Note: If you have the labeled data and you are not planning to operate directly with words, probably your solution could be a pre-trained network such as KoBERT or even fancier — KoELECTRA. If you are searching for some “lighter” approaches, you can build your vocabulary using something from HuggingFace’s tokenizers library and train what you want.
A few weeks ago I was faced with processing a few Asian languages: Chinese, Japanese, and Korean. To work with them properly I had first to understand their structure (how words are formed and how further they form the sentence). While searching for the answers to my questions I’ve found out two things:
- At first sight, they resemble each other and are different from most European languages but it’s not quite true.
- There are a lot of tools that can be easily found for Chinese and Japanese, but not for Korean.
Because of the last one, I decided to briefly share with you the knowledge I’ve acquired. I am grateful to people who speak the mentioned languages and could answer some of my questions. Also, If you want to add or rectify something, you are welcome! So, let’s start.
Important language points:
- Korean has an alphabet instead of hieroglyphs in writing
- Unlike Chinese and Japanese, Korean uses whitespaces to separate words!)
- The pieces separated by spaces — eojeols, eojeols consists of syllables
- Eojeols are formed of morphemes, usually, there is a “root” and other morphemes modify it (like prefixes and suffixes modify English words to create verb or adjective). For example, 결정하겠다 — “I will decide” consist of: “결정”, “하”, “겠”, “다”. The first morpheme (“결정”) is a root, that is translated as “decision”. Because of that, it’s probably the wrong solution to simply divide the sentence by whitespaces and leave tokens as it is* (the example above was taken from really useful video, check it out)
- The “root” morphemes can have their normalized form (aka. lemma)
*According to my experience, be aware that sometimes eojeol is split too much, and in my case, some eojeols were found in word-graph without this kind of pre-processing
Taking into consideration the stated above information, it is required to do at least 3 steps: split eojeols into morphemes, mark each morpheme to identify the root, and finally normalize the root. Quick googling gives usually one library that can solve these tasks — KoNLPy. It utilizes several morpheme analyzer tools such as JHannanum, Kkma, KOMORAN, MeCab-ko, Open Korean Text. Most of them use Hidden Markov Models or only the Viterbi Algorithm. If you are interested in these models— there is one great article that explains how MeCab-like libraries work (originally it was developed for Japanese). I haven`t found any information on how accurate each of them is, so I delved deeper to find something fresher.

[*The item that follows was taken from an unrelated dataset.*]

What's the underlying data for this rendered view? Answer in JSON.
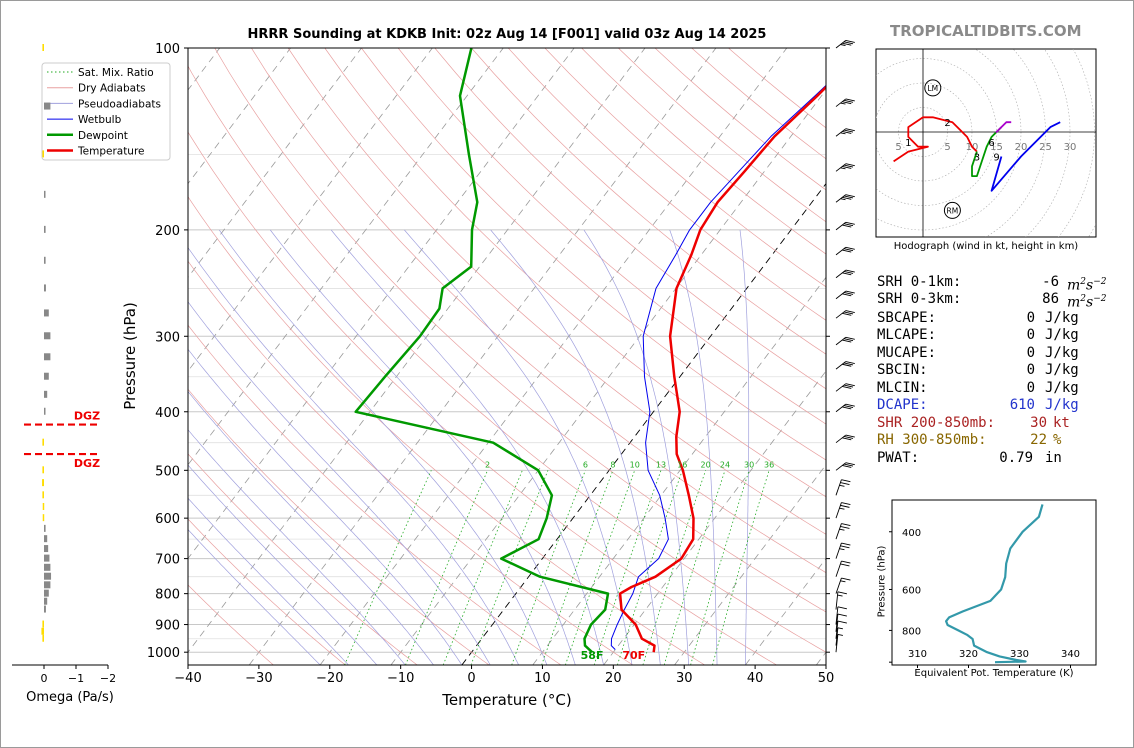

Luckily, I have stumbled upon a paper Korean Morphological Analysis with Tied Sequence-to-Sequence Multi-Task Model  that uses LSTM with a pointer-generator network and CRF on a top. Their approach showed SOTA for the mentioned tasks at that moment. Talking about the reason to use seq2seq architecture — the decoder generated the base forms of each morpheme. So the model does all at once. Another good point of this paper is that they have an open repository (working) and even link to the pre-trained weights 🙌. You can easily adapt their inference code to your needs (the repo is written using PyTorch).
The paper references one more open tool khaiii, which excludes using RNN architectures motivated by speed and uses CNN, besides, the part of the repository is written in C++, so probably it has to be faster, but a little less accurate. I didn’t try to launch it, BUT there is an important note — khaiii doesn’t provide any English documentation which is a really common problem for Asian NLP repositories.
There is one more neural-based solution, that is just tokenizer — PyKoSpacing. It’s a little out-dated compared to previous repositories and has pretty interesting architecture, but maybe you would like Keras more)
Instead of summary
If you happen to be a contributor to some open-source package, doesn't matter if it’s about NLP or not, duplicate the readme or documentation in English too. It will definitely help the community to grow faster 😉